Castillo combined a right-wing program of mass deportations of migrants, constantly depicting them as criminals, and lifting virtually all mitigation measures against COVID-19—even though Peru has suffered the highest death rate per capita in the world—with demagogic slogans like “No more poor people in a rich country.” But the only income redistribution he implemented was upwards, through handouts and other incentives for businesses, ostensibly to abate unemployment.
This year, he boasted that his policies had greatly reduced poverty. However, even the unsafe re-openings only slightly reduced the numbers living in poverty from 9.93 million to 8.61 million during his first year, compared to 6.6 million before the pandemic.
The whole region has been gravely affected by the ongoing global supply chain issues due to the pandemic, the increase in interest rates by the major central banks, and the NATO war against Russia in Ukraine. Peru’s public debt, which it holds mainly in euros and dollars, rapidly jumped from less than 20 percent of its GDP in 2013 to over 36 percent. Moreover, the country’s agriculture is highly dependent on grain and fertilizer imports largely produced in Russia and Ukraine.
During the harvest this year, the Castillo administration failed three times to carry out an international purchase of fertilizers, which was exploited by those pushing for impeachment.
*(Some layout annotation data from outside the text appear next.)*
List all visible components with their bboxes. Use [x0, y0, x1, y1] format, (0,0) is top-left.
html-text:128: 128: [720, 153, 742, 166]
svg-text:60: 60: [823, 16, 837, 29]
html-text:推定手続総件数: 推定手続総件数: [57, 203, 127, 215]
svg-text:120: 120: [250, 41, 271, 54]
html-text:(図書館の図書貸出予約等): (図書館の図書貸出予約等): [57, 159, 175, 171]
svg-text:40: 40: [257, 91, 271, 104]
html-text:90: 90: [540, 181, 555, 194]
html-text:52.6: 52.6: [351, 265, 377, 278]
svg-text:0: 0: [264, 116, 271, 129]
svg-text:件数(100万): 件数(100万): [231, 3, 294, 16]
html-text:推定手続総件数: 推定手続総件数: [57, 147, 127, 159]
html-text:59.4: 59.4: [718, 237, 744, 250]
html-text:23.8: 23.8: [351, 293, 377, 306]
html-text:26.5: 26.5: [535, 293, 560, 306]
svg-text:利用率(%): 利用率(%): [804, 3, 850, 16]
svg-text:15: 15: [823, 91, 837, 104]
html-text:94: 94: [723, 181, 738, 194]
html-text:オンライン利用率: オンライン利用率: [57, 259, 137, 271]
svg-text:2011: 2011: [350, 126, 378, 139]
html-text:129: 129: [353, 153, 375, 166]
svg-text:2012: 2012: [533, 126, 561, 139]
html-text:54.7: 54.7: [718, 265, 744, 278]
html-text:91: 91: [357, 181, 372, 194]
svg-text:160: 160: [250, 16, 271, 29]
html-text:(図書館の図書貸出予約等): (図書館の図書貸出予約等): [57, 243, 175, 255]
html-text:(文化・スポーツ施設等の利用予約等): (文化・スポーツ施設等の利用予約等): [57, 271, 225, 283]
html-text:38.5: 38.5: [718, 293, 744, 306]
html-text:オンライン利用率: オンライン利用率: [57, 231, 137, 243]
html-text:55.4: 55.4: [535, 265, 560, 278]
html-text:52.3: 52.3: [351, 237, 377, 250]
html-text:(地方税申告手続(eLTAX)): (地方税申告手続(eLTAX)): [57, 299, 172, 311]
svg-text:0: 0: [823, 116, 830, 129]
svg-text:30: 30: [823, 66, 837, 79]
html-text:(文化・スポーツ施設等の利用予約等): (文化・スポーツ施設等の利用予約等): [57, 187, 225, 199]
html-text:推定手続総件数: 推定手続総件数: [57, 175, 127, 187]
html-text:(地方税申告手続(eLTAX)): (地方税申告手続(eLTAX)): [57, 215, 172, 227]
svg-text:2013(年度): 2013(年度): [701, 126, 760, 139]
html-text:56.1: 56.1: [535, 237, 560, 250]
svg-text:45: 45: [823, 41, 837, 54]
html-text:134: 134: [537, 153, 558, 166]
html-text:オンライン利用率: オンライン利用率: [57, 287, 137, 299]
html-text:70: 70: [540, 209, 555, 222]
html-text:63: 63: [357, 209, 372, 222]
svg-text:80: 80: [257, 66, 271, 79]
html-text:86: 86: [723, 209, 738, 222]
These pressures added to the continuous devaluation of the Peruvian sol against the dollar since 2014, when the commodity boom ended. Copper sales to China, whose demand remains anemic and whose prices have failed to keep up with inflation, represent, by far, Peru’s main export, followed by gold and gas.
As the economies of Peru and across Latin America slow down dramatically, the political crisis in Lima signals, above all, that the ruling elites will be unable to continue suppressing the class struggle by promoting empty illusions in an entirely bleached “Pink Tide.”